Vapurun seyranlı bir yerinde yol boyunca Orhan Hoca ile sohbet ettik. Esasen o konuştu; İstanbul çocuğu idi, İstanbul'dan uzaktaydı, yılda bir yaz tatili münasebetiyle geliyor ve bir ay kadar kalıyordu. Birikmiş İstanbul hasreti ile konuşuyordu Hoca. İstanbul'un güzelliklerinden, bizce bilinmeyen hususiyetlerinden söz ediyordu.
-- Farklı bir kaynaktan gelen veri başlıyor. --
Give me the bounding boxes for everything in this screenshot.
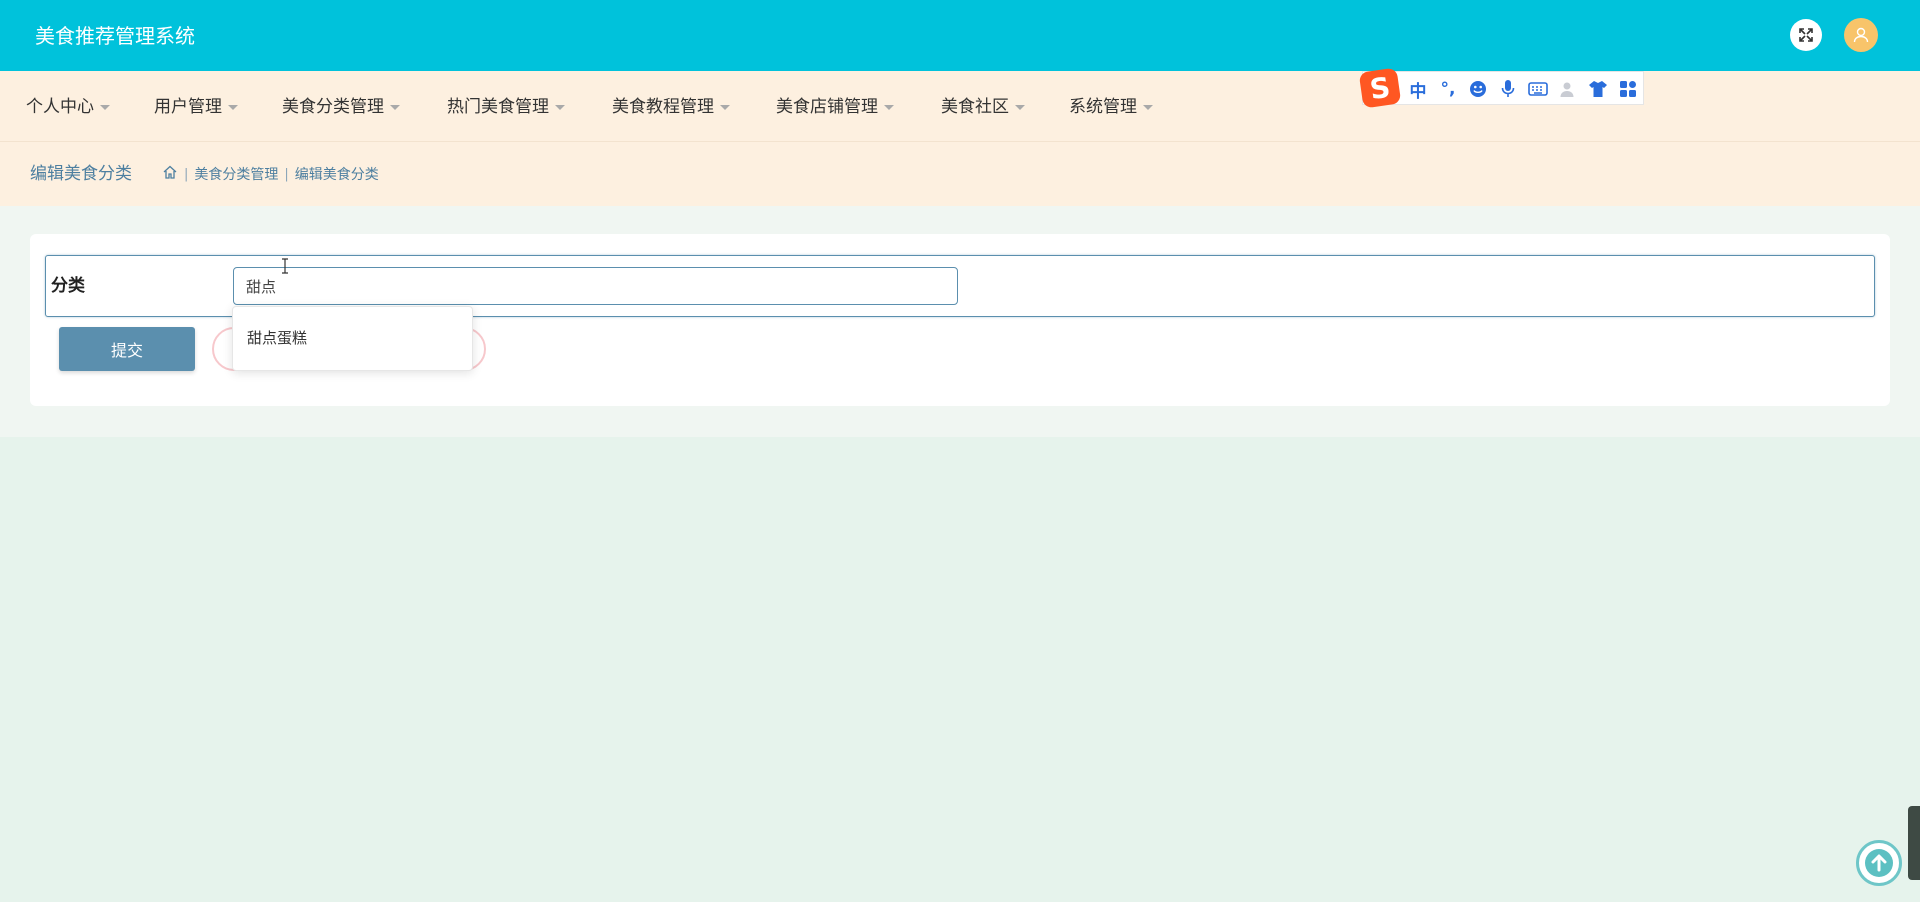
ime-mode-toggle[interactable]: 中: [1408, 79, 1428, 102]
grid-menu-icon[interactable]: [1618, 79, 1638, 99]
nav-item-shops[interactable]: 美食店铺管理: [776, 95, 894, 119]
autocomplete-option[interactable]: 甜点蛋糕: [247, 327, 307, 349]
ime-toolbar[interactable]: S 中 °,: [1358, 67, 1644, 109]
nav-item-label: 系统管理: [1069, 97, 1137, 117]
microphone-icon[interactable]: [1498, 79, 1518, 99]
breadcrumb-separator: |: [284, 167, 289, 182]
breadcrumb-bar: 编辑美食分类 | 美食分类管理 | 编辑美食分类: [0, 142, 1920, 206]
nav-item-label: 用户管理: [154, 97, 222, 117]
breadcrumb-separator: |: [184, 167, 189, 182]
back-to-top-button[interactable]: [1856, 840, 1902, 886]
nav-item-popular-food[interactable]: 热门美食管理: [447, 95, 565, 119]
emoji-icon[interactable]: [1468, 79, 1488, 99]
breadcrumb: | 美食分类管理 | 编辑美食分类: [162, 164, 379, 186]
caret-down-icon: [1015, 104, 1025, 110]
autocomplete-dropdown: 甜点蛋糕: [232, 306, 473, 371]
nav-item-personal-center[interactable]: 个人中心: [26, 95, 110, 119]
nav-item-tutorials[interactable]: 美食教程管理: [612, 95, 730, 119]
submit-button[interactable]: 提交: [59, 327, 195, 371]
caret-down-icon: [100, 104, 110, 110]
app-title: 美食推荐管理系统: [35, 24, 195, 48]
top-header: 美食推荐管理系统: [0, 0, 1920, 71]
shirt-icon[interactable]: [1588, 79, 1608, 99]
nav-item-label: 美食分类管理: [282, 97, 384, 117]
arrow-up-icon: [1865, 849, 1893, 877]
caret-down-icon: [720, 104, 730, 110]
nav-item-system[interactable]: 系统管理: [1069, 95, 1153, 119]
nav-item-label: 美食社区: [941, 97, 1009, 117]
nav-item-category-management[interactable]: 美食分类管理: [282, 95, 400, 119]
nav-item-user-management[interactable]: 用户管理: [154, 95, 238, 119]
category-input[interactable]: [233, 267, 958, 305]
nav-item-label: 美食教程管理: [612, 97, 714, 117]
fullscreen-button[interactable]: [1790, 19, 1822, 51]
page-title: 编辑美食分类: [30, 164, 132, 184]
category-label: 分类: [51, 276, 85, 296]
nav-item-label: 个人中心: [26, 97, 94, 117]
caret-down-icon: [228, 104, 238, 110]
expand-icon: [1799, 28, 1813, 42]
home-icon[interactable]: [162, 164, 178, 186]
ime-logo-icon[interactable]: S: [1358, 67, 1402, 109]
caret-down-icon: [1143, 104, 1153, 110]
ime-punctuation-toggle[interactable]: °,: [1438, 79, 1458, 99]
user-avatar-icon: [1853, 27, 1869, 43]
text-cursor-icon: [282, 258, 288, 274]
keyboard-icon[interactable]: [1528, 79, 1548, 99]
breadcrumb-link-category-management[interactable]: 美食分类管理: [194, 165, 278, 185]
user-avatar-button[interactable]: [1844, 18, 1878, 52]
side-widget-tab[interactable]: [1908, 806, 1920, 880]
caret-down-icon: [884, 104, 894, 110]
breadcrumb-current: 编辑美食分类: [294, 167, 379, 183]
caret-down-icon: [390, 104, 400, 110]
nav-item-community[interactable]: 美食社区: [941, 95, 1025, 119]
nav-item-label: 热门美食管理: [447, 97, 549, 117]
user-skin-icon[interactable]: [1558, 79, 1578, 99]
nav-item-label: 美食店铺管理: [776, 97, 878, 117]
caret-down-icon: [555, 104, 565, 110]
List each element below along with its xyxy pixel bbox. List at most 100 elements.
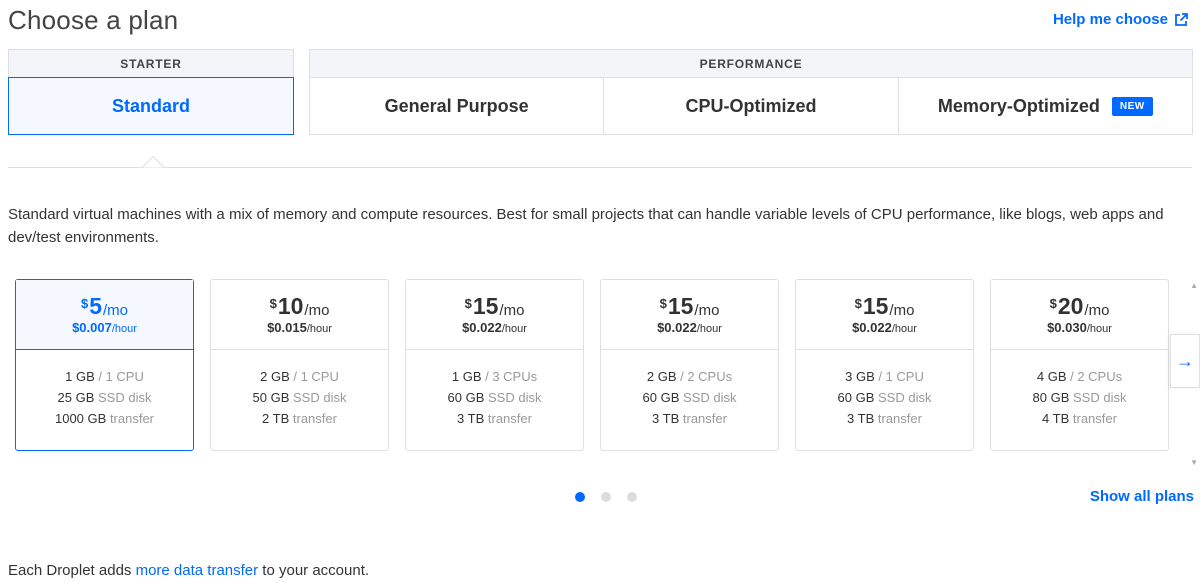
- caret-pointer-icon: [142, 156, 164, 168]
- external-link-icon: [1175, 12, 1188, 26]
- cpu: 2 CPUs: [1077, 369, 1123, 384]
- monthly-price: 20: [1057, 293, 1084, 319]
- hourly-price: $0.022: [657, 320, 697, 335]
- scroll-up-icon[interactable]: ▲: [1190, 281, 1198, 290]
- transfer-label: transfer: [109, 411, 155, 426]
- per-hour: /hour: [891, 323, 917, 335]
- page-title: Choose a plan: [8, 5, 179, 35]
- hourly-price: $0.015: [267, 320, 307, 335]
- disk-label: SSD disk: [293, 390, 347, 405]
- carousel-dot-1[interactable]: [575, 492, 585, 502]
- tab-memory-optimized[interactable]: Memory-Optimized NEW: [899, 78, 1192, 135]
- plan-card[interactable]: $ 20 /mo $0.030/hour 4 GB / 2 CPUs 80 GB…: [990, 279, 1169, 451]
- per-hour: /hour: [111, 323, 137, 335]
- per-hour: /hour: [501, 323, 527, 335]
- disk-size: 25 GB: [57, 390, 95, 405]
- tab-general-purpose[interactable]: General Purpose: [310, 78, 605, 135]
- new-badge: NEW: [1111, 97, 1153, 116]
- per-hour: /hour: [696, 323, 722, 335]
- starter-group: STARTER Standard: [8, 49, 294, 135]
- memory: 2 GB: [260, 369, 290, 384]
- transfer-label: transfer: [877, 411, 922, 426]
- help-me-choose-label: Help me choose: [1052, 11, 1168, 28]
- memory: 4 GB: [1036, 369, 1067, 384]
- per-month: /mo: [499, 302, 525, 319]
- plan-cards: $ 5 /mo $0.007/hour 1 GB / 1 CPU 25 GB S…: [15, 279, 1170, 451]
- carousel-dot-2[interactable]: [601, 492, 611, 502]
- disk-label: SSD disk: [1073, 390, 1127, 405]
- plan-card[interactable]: $ 10 /mo $0.015/hour 2 GB / 1 CPU 50 GB …: [210, 279, 389, 451]
- disk-size: 80 GB: [1032, 390, 1070, 405]
- footer-note: Each Droplet adds more data transfer to …: [8, 562, 369, 579]
- transfer-size: 2 TB: [262, 411, 290, 426]
- tab-cpu-optimized[interactable]: CPU-Optimized: [604, 78, 899, 135]
- section-divider: [8, 167, 1192, 168]
- disk-size: 60 GB: [642, 390, 680, 405]
- cpu: 3 CPUs: [492, 369, 538, 384]
- transfer-size: 3 TB: [652, 411, 680, 426]
- cpu: 1 CPU: [300, 369, 339, 384]
- performance-group: PERFORMANCE General Purpose CPU-Optimize…: [309, 49, 1193, 135]
- disk-label: SSD disk: [98, 390, 152, 405]
- monthly-price: 15: [472, 293, 499, 319]
- per-hour: /hour: [1086, 323, 1112, 335]
- currency-symbol: $: [269, 296, 277, 311]
- memory: 1 GB: [451, 369, 482, 384]
- transfer-size: 1000 GB: [54, 411, 107, 426]
- transfer-size: 4 TB: [1042, 411, 1070, 426]
- disk-size: 50 GB: [252, 390, 290, 405]
- transfer-label: transfer: [1072, 411, 1117, 426]
- currency-symbol: $: [464, 296, 472, 311]
- monthly-price: 5: [89, 293, 102, 319]
- tab-standard[interactable]: Standard: [8, 77, 294, 135]
- hourly-price: $0.007: [72, 320, 112, 335]
- transfer-size: 3 TB: [457, 411, 485, 426]
- disk-label: SSD disk: [878, 390, 932, 405]
- cpu: 1 CPU: [105, 369, 144, 384]
- plan-card[interactable]: $ 5 /mo $0.007/hour 1 GB / 1 CPU 25 GB S…: [15, 279, 194, 451]
- transfer-size: 3 TB: [847, 411, 875, 426]
- performance-header: PERFORMANCE: [310, 50, 1192, 78]
- carousel-pagination: [575, 492, 637, 502]
- arrow-right-icon: →: [1176, 350, 1194, 371]
- monthly-price: 15: [862, 293, 889, 319]
- hourly-price: $0.022: [462, 320, 502, 335]
- per-hour: /hour: [306, 323, 332, 335]
- help-me-choose-link[interactable]: Help me choose: [1053, 11, 1188, 28]
- disk-label: SSD disk: [683, 390, 737, 405]
- plan-card[interactable]: $ 15 /mo $0.022/hour 3 GB / 1 CPU 60 GB …: [795, 279, 974, 451]
- currency-symbol: $: [854, 296, 862, 311]
- memory: 3 GB: [845, 369, 875, 384]
- transfer-label: transfer: [487, 411, 532, 426]
- show-all-plans-link[interactable]: Show all plans: [1090, 488, 1194, 505]
- cpu: 1 CPU: [885, 369, 924, 384]
- per-month: /mo: [694, 302, 720, 319]
- disk-size: 60 GB: [447, 390, 485, 405]
- memory: 1 GB: [65, 369, 95, 384]
- plan-card[interactable]: $ 15 /mo $0.022/hour 1 GB / 3 CPUs 60 GB…: [405, 279, 584, 451]
- plan-description: Standard virtual machines with a mix of …: [8, 206, 1164, 246]
- per-month: /mo: [889, 302, 915, 319]
- transfer-label: transfer: [292, 411, 337, 426]
- currency-symbol: $: [659, 296, 667, 311]
- plan-card[interactable]: $ 15 /mo $0.022/hour 2 GB / 2 CPUs 60 GB…: [600, 279, 779, 451]
- disk-size: 60 GB: [837, 390, 875, 405]
- currency-symbol: $: [80, 296, 89, 311]
- currency-symbol: $: [1049, 296, 1057, 311]
- more-data-transfer-link[interactable]: more data transfer: [136, 562, 259, 579]
- footer-prefix: Each Droplet adds: [8, 562, 136, 579]
- disk-label: SSD disk: [488, 390, 542, 405]
- scroll-down-icon[interactable]: ▼: [1190, 458, 1198, 467]
- per-month: /mo: [304, 302, 330, 319]
- starter-header: STARTER: [9, 50, 293, 78]
- per-month: /mo: [1084, 302, 1110, 319]
- monthly-price: 15: [667, 293, 694, 319]
- per-month: /mo: [103, 302, 129, 319]
- carousel-next-button[interactable]: →: [1170, 334, 1200, 388]
- footer-suffix: to your account.: [258, 562, 370, 579]
- transfer-label: transfer: [682, 411, 727, 426]
- memory: 2 GB: [646, 369, 677, 384]
- monthly-price: 10: [277, 293, 304, 319]
- carousel-dot-3[interactable]: [627, 492, 637, 502]
- cpu: 2 CPUs: [687, 369, 733, 384]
Hafızamdan silinmeyen hatıra Necip Fâzıl'la ilgili olanı. Necip Fâzıl, 1940'lı yıllarda bir gazetede köşe yazarı. Bir gün Boğaz vapurları ile ilgili bir yazı yazıyor. Boğaz vapurlarının kaptanları Boğazın ahalisi ile samimiyeti hayli ileri götürürlermiş. Hele bir tanesi varmış ki, onun vapurunun da bir numarası var her vapur gibi, fakat şimdi hatırımda yok; uğradığı iskelelerde düdükler çalarak halkı selâmlar, halk da şenlik şamata ve tezahurat ile cevap verirmiş. Kaptan memnun, vapur ahalisi ve iskele ahalisi mutlu. Çok ciddi tavırlı Necip Fazıl Bey bu laubalilikten hoşnut değilmiş. Bunu bir yazısında şedit üslubuyla dile getirmiş. Tabii, hemen Deniz yoları idaresi kaptanı uyarmış...
Ertesi gün gemi görününce kaptanın mutad selâmını bekleyen iskele ahalisi sesizlik karşısında sukutu hayale uğramış. Bu sessizlik Necip Fâzıl'ı da rahatsız etmiş ve “bir top mermisi ile bir serçe vurmuşum meğer” kabilinden bir yazı yazarak hatasını itiraf etmiş.
Orhan Hoca, tanıştığımızda edebiyat doktoru idi. Ancak 11 yıl sonra doçent ve 13 yıl sonra profesör olmasına bakarak, akademik kariyeri ve unvanları fazla önemsemediğini söyleyebiliriz. Onunla yola çıkanların bir çoğu ondan önce bu unvanlara kavuşmuştur, fakat kalıcı olan eserleri Orhan Hoca vermiştir.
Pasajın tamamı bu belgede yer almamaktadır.